Le Concours international d'orgue du Canada, qui porte le nom du pays mais se déroule à Montréal, où il a été lancé en 2008, présentait hier soir à la Basilique Notre-Dame un concert dont l'originalité avait attiré quelque 800 personnes, ce qui est considérable pour un événement centré sur un instrument aussi peu «populaire».

Au grand Casavant symphonique de 92 jeux qui domine la nef se succédaient, en quatre prestations d'environ 25 minutes chacune, quatre récents premiers prix de concours internationaux d'orgue.

Tous dans la jeune trentaine, ce sont, dans l'ordre où on les a entendus -- et vus sur l'écran géant installé dans le choeur -- le Canadien Michael Unger, lauréat à Tokyo, le Russe Konstantin Volostnov, à St. Albans, le Hongrois Balint Karosi, à Leipzig, et, fermant le défilé en honorant tout à fait le nom qu'il porte, le Français Frédéric Champion, lauréat au premier Concours de Montréal.

À noter que le bref programme de chacun comprenait une pièce d'un compositeur de son pays.

On avait donné à l'événement un titre ronflant : Rendez-vous des GRANDS. Deux précisions : a) les majuscules ne sont pas de moi; b) même en minuscules, le mot «grand» me paraît, ici, quelque peu exagéré. Quelqu'un devient-il grand dès l'instant où il remporte un premier prix de concours ?

Michael Unger attaque le premier mouvement de la cinquième Symphonie de Widor sur des jeux étrangement aériens qui conviendraient davantage à un scherzo. Il nourrit sa registration davantage par la suite et conduit le morceau à la conclusion qui s'impose.

La quatrième Étude canonique de Schumann passe inaperçue, surtout que l'Étude héroïque bien nommée de Rachel Laurin, qui la suit, est une pièce de bravoure, un peu à la Widor, avec un vertigineux trait de pédale.

Konstantin Volostnov fait bien chanter le thème de la Passacaille et Fugue de Bach (correctement identifiée Passacaglia dans le programme, comme dans le Urtext), à travers une lecture qui n'est pourtant pas irréprochable. Il se montre techniquement plus à la hauteur du virtuose Perpetuum mobile de son obscur compatriote Daniyar Dianov.

Balint Karosi propose lui aussi une pièce d'un compositeur inconnu, Istvan Koloss, dont la Metamorphosis en plusieurs sections contrastantes crée une assez bonne impression. Il se montre aussi habile compositeur dans une Toccata à la mémoire de Bela Bartok où il reprend certaines formules d'ostinato du maître hongrois.
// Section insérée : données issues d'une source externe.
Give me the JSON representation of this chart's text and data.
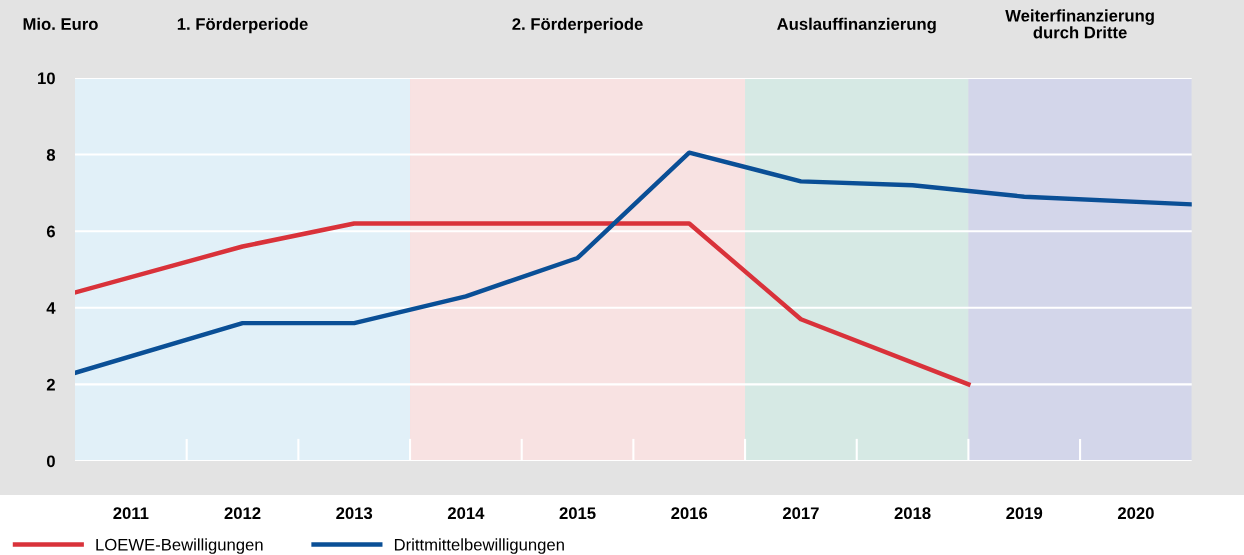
{
  "chart_data": {
    "type": "line",
    "ylabel": "Mio. Euro",
    "xlim": [
      2010.5,
      2020.5
    ],
    "xticks": [
      2011,
      2012,
      2013,
      2014,
      2015,
      2016,
      2017,
      2018,
      2019,
      2020
    ],
    "ylim": [
      0,
      10
    ],
    "yticks": [
      0,
      2,
      4,
      6,
      8,
      10
    ],
    "grid": "y",
    "legend": "bottom left",
    "marker": "none",
    "line_style": "solid",
    "series": [
      {
        "name": "LOEWE-Bewilligungen",
        "color": "#d9323a",
        "x": [
          2010.5,
          2012,
          2013,
          2014,
          2015,
          2016,
          2017,
          2018.5
        ],
        "values": [
          4.4,
          5.6,
          6.2,
          6.2,
          6.2,
          6.2,
          3.7,
          2.0
        ]
      },
      {
        "name": "Drittmittelbewilligungen",
        "color": "#0a4f96",
        "x": [
          2010.5,
          2012,
          2013,
          2014,
          2015,
          2016,
          2017,
          2018,
          2019,
          2020.5
        ],
        "values": [
          2.3,
          3.6,
          3.6,
          4.3,
          5.3,
          8.05,
          7.3,
          7.2,
          6.9,
          6.7
        ]
      }
    ],
    "bands": [
      {
        "axis": "x",
        "from": 2010.5,
        "to": 2013.5,
        "label": "1. Förderperiode",
        "color": "#e1f0f8"
      },
      {
        "axis": "x",
        "from": 2013.5,
        "to": 2016.5,
        "label": "2. Förderperiode",
        "color": "#f8e2e2"
      },
      {
        "axis": "x",
        "from": 2016.5,
        "to": 2018.5,
        "label": "Auslauffinanzierung",
        "color": "#d6e9e4"
      },
      {
        "axis": "x",
        "from": 2018.5,
        "to": 2020.5,
        "label": "Weiterfinanzierung\ndurch Dritte",
        "color": "#d3d6ea"
      }
    ]
  }
}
Dommage que, du répertoire courant, il n'ait retenu que le très pâle Ave Maris Stella de Liszt.

Frédéric Champion redonne sa pleine personnalité au Casavant de Notre-Dame dans un premier Choral de Franck qui réunit, à la fois, registration respectueuse du style, sens de la structure et intériorité.

Mais sa transcription du poème symphonique Vltava de Smetana (qu'on appelle abusivement «La Moldau» en français) est bien inutile, voire décevante dans l'épisode turbulent des rapides de Saint-Jean, où l'on imagine ce que produirait la mise à contribution, par exemple, du pédalier et de ses fulgurants 16- et 32-pieds. Pourquoi s'attarder à de tels exercices quand une grande partie de l'immense répertoire d'orgue reste inexplorée ?

MICHAEL UNGER, KONSTANTIN VOLOSTNOV, BALINT KAROSI et FRÉDÉRIC CHAMPION, organistes. Hier soir, Basilique Notre-Dame. Orgue à traction électropneumatique Casavant (1890-1991); 92 jeux, quatre claviers manuels et pédale. Animation : Françoise Davoine et Kelly Rice. Radiodiffusion : Radio-Canada, 17 novembre, 20 h.